Rekordzahl denkt an Kündigung: Unzufriedene Mitarbeiter kosten Unternehmen Milliarden

Immer mehr Deutsche sind unglücklich in ihrem Job und denken über eine Kündigung nach. Das zeigen aktuelle Zahlen der Stellenplattform Stepstone, über die die „Welt“ berichtet. Demnach erwägen 68 Prozent der Arbeitnehmer mehrmals pro Monat einen Jobwechsel – ein neuer Rekordwert. In der letzten Umfrage im Jahr 2023 wollten 63 Prozent der Befragten am liebsten wechseln, im Jahr 2021 waren es nur etwas mehr als die Hälfte. Für die Erhebung wurden Mitte September mehr als 6800 Arbeitnehmer und 1000 Personalvermittler befragt.

Grund für die Unzufriedenheit ist neben dem Gehalt, das oft nicht mit der Inflation mitgehalten hat, die fehlenden Möglichkeiten zur persönlichen Weiterentwicklung. Diese fehlenden Entwicklungschancen monieren 47 Prozent der Befragten.

Zu wenig Sinn im Job bringt Frust

43 Prozent wünschen sich zudem mehr Feedback und mehr als ein Drittel haben laut „Welt“ den Eindruck, für eigene Ideen nicht genug Anerkennung zu bekommen oder ihre Stärken nicht optimal einbringen zu können. Beinahe ein Viertel der Beschäftigten habe zudem angegeben, dass sie in ihrer Arbeit keinen Sinn sehen. Unter der Generation Z war es sogar jeder Dritte.
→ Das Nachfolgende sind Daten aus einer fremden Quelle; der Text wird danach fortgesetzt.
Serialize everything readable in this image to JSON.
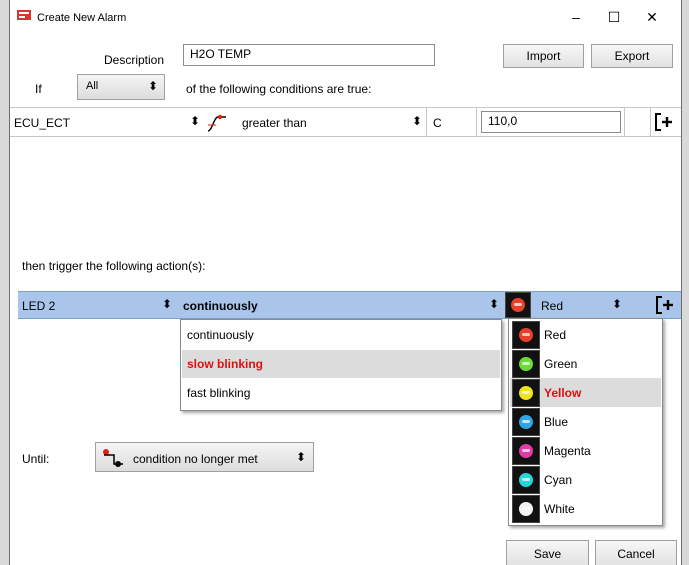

„Wenn Budgets gekürzt, Teams verkleinert und Gehälter gerade mal mit der Inflation Schritt halten, wollen Arbeitnehmer sich verändern“, erklärt Julius Probst, Senior Economist bei The Stepstone Group, in der „Welt“. Die Angestellten versprächen sich von einem Jobwechsel ein höheres Gehalt und mehr Stabilität.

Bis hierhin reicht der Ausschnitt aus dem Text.